A perda de calor nas redes de distribuição ocorre principalmente em três áreas: envelhecimento e falha das camadas de isolamento dos tubos; entrada de água ou rachaduras nas juntas dos tubos e pontos de conexão; e cobertura de isolamento inadequada em componentes irregulares, como válvulas e cotovelos. Em particular, para tubos diretamente-enterrados pré-isolados-se o revestimento protetor externo estiver danificado ou o isolamento de espuma interno ficar saturado com umidade-o coeficiente de condutividade térmica pode disparar de uma linha de base saudável de 0,024 W/(m·K) para mais de 0,05 W/(m·K), efetivamente dobrando a taxa de perda de calor. Para uma empresa de aquecimento que atende uma área de cobertura de vários milhões de metros quadrados, o consumo anual de carvão padrão-atribuível exclusivamente à perda de calor-pode chegar a milhares de toneladas, resultando em um volume correspondentemente substancial de emissões de carbono.
Para gerar receitas de carbono, o primeiro passo é converter o “carbono poupado” num activo negociável. O caminho específico envolve a implementação de modernizações-de economia de energia ou a realização de manutenção de precisão na rede de distribuição. Uma agência de verificação-terceira quantifica então a economia de energia-derivada da redução na perda de calor-antes e depois dessas intervenções. Estas poupanças de energia são posteriormente convertidas em reduções de emissões de carbono, que são então submetidas para verificação e listadas para comercialização de acordo com os regulamentos locais do mercado de carbono. Actualmente, em várias cidades-piloto em toda a China, o preço das licenças de carbono estabilizou-se na faixa de 50 a 80 RMB por tonelada. Para um gasoduto principal de 20{20}quilômetros, uma redução de apenas 15% na perda de calor poderia evitar aproximadamente 2.000 toneladas de emissões de carbono anualmente. As receitas de carbono geradas apenas por isto poderiam aproximar-se dos 100.000 a 150.000 RMB – para além das poupanças directas e tangíveis no consumo de gás natural ou carvão.

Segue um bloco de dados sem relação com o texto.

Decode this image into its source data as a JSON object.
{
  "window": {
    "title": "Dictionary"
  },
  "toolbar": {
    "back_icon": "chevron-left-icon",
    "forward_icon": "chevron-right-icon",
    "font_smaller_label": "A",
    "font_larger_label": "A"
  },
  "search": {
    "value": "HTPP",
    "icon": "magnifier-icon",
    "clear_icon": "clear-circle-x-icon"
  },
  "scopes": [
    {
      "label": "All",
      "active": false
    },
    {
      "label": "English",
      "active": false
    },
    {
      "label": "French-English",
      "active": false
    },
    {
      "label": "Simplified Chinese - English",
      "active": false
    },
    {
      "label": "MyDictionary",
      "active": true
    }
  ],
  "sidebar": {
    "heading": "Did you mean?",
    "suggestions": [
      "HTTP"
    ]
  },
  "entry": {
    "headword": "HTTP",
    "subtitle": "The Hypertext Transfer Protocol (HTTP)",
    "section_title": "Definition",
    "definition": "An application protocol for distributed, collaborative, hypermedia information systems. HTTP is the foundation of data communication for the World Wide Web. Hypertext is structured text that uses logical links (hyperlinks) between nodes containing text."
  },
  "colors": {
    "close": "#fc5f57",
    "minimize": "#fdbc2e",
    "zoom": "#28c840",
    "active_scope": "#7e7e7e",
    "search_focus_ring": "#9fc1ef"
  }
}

Então, por onde devem começar as empresas de aquecimento? Para redes de distribuição antigas que estão em operação há mais de uma década, as principais vulnerabilidades residem no assentamento e fissuração das camadas de isolamento e na deterioração dos invólucros de proteção externos. Uma estratégia de substituição abrangente-atualizando para tubos pré-isolados diretamente-enterrados com revestimentos externos de polietileno de alta{4}}densidade (HDPE) e isolamento de espuma de poliuretano-pode efetivamente restaurar os níveis de perda de calor abaixo das especificações originais do projeto em uma etapa única e decisiva. Para redes de tubulações relativamente novas, o foco principal das inspeções deve ser a identificação de pontos cegos de isolamento nas juntas de campo e dentro dos poços de válvulas. Isso envolve a utilização de luvas termorretráteis-para padronizar a vedação de juntas e a pré-{9}}personalização de feltros de isolamento à base de aerogel-para componentes de formato irregular-medidas de baixo custo, mas que produzem resultados imediatos na redução da perda de calor. Os dividendos do carbono não são apenas um conceito político distante; em vez disso, representam retornos tangíveis que podem ser obtidos para cada joule de perda de calor evitada.